Autumn Equinox occurs in the early hours this Saturday, September 23rd (at 2:50 am edt), heralding the full harvest of the year and, ideally, a sense of balance, now the high constellations of Summer have set.

Looking into the sky this week, the asterism of the Summer Triangle moves just past the zenith from directly overhead, and as the nights wear on, it slopes westward, taking the lush greens of Summer over the edge of the world and leaving a vibrant trail of Autumn colors in its wake.

In the early 1800s, the romantic poet John Keats beautifully captured the mood of this season when he wrote that it was with full happiness he would trace the tale of Endymion, by some accounts a shepherd of ancient Greek myth with whom Selene, Titan goddess of the Moon, had fallen in love, when her light fell upon him where he was sleeping at the mouth of a cave.

Keats wrote the poem in rhyming couplets, which lend themselves to the rhythm of the waxing and waning Moon. In the third stanza he muses about the best season in which to complete his epic, which inspires the question: what was my herald thought last Spring, what experience did I have then that now bears fruit?  Keats writes:

…O may no wintry season, bare and hoary,

See it half finish’d: but let Autumn bold,

With universal tinge of sober gold,

Be all about me when I make an end.

And now, at once adventuresome, I send

My herald thought into a wilderness:

There let its trumpet blow, and quickly dress

My uncertain path with green, that I may speed

Easily onward, thorough flowers and weed.

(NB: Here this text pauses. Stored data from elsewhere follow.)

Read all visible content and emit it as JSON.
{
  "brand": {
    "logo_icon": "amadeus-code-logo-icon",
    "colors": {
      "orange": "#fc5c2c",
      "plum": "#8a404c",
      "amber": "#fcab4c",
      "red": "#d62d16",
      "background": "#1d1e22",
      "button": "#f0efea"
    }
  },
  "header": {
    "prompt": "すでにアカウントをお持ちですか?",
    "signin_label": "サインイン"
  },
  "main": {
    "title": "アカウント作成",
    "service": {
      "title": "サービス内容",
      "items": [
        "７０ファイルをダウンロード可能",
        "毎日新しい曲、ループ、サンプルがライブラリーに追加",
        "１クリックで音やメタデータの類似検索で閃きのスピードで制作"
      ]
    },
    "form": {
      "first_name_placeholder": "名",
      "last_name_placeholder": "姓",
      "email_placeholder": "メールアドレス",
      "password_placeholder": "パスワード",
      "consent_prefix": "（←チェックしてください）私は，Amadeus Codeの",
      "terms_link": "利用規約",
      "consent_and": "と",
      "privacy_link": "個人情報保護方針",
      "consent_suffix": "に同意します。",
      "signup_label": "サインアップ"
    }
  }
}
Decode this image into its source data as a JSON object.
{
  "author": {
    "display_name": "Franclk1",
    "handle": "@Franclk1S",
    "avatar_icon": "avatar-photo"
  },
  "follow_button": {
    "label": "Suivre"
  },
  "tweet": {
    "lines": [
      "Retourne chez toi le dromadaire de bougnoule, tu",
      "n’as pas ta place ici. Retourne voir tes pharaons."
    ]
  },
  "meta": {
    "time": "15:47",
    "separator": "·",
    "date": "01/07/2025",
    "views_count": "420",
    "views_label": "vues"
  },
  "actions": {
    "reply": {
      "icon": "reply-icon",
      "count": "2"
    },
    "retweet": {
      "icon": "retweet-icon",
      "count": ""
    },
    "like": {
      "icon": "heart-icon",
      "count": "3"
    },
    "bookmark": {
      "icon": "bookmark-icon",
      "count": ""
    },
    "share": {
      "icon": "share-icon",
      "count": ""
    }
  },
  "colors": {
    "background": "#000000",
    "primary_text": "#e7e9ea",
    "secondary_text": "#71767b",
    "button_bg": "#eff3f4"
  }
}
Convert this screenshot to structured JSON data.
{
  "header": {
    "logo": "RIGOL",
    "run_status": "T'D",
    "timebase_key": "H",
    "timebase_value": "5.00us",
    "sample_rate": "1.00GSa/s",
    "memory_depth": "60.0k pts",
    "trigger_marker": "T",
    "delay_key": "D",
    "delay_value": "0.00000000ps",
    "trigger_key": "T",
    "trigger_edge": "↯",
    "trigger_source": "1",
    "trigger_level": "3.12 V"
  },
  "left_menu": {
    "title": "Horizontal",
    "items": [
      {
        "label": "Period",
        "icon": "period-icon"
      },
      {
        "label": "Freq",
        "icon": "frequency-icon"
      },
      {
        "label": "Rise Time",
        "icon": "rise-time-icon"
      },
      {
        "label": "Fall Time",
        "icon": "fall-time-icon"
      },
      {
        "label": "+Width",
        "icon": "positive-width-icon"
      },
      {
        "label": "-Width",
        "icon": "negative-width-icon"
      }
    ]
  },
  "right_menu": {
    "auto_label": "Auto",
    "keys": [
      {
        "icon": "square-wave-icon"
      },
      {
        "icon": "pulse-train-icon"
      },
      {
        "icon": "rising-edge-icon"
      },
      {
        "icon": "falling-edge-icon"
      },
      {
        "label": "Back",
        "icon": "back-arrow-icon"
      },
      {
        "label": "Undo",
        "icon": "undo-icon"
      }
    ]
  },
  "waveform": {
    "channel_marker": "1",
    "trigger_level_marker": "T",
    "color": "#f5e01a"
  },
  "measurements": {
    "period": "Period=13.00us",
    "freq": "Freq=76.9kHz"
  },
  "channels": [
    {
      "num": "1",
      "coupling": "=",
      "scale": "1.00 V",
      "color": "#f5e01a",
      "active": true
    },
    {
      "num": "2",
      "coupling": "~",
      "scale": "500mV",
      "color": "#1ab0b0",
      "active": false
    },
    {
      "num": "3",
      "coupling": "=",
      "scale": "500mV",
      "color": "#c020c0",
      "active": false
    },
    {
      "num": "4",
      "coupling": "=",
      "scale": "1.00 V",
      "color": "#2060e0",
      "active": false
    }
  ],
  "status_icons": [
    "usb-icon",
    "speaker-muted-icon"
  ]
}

With you in the universal tinge of sober gold,

Mary

You can hear this episode on Interlochen Public Radio Monday morning, September 18, and on podcasts everywhere, at your convenience. The cover image is George Frederic Watts‘ depiction of Selene, like a crescent Moon, a bending sickle come to kiss her beloved Endymion, to whom she had asked Zeus to grant eternal sleep, that they could meet each night in dream.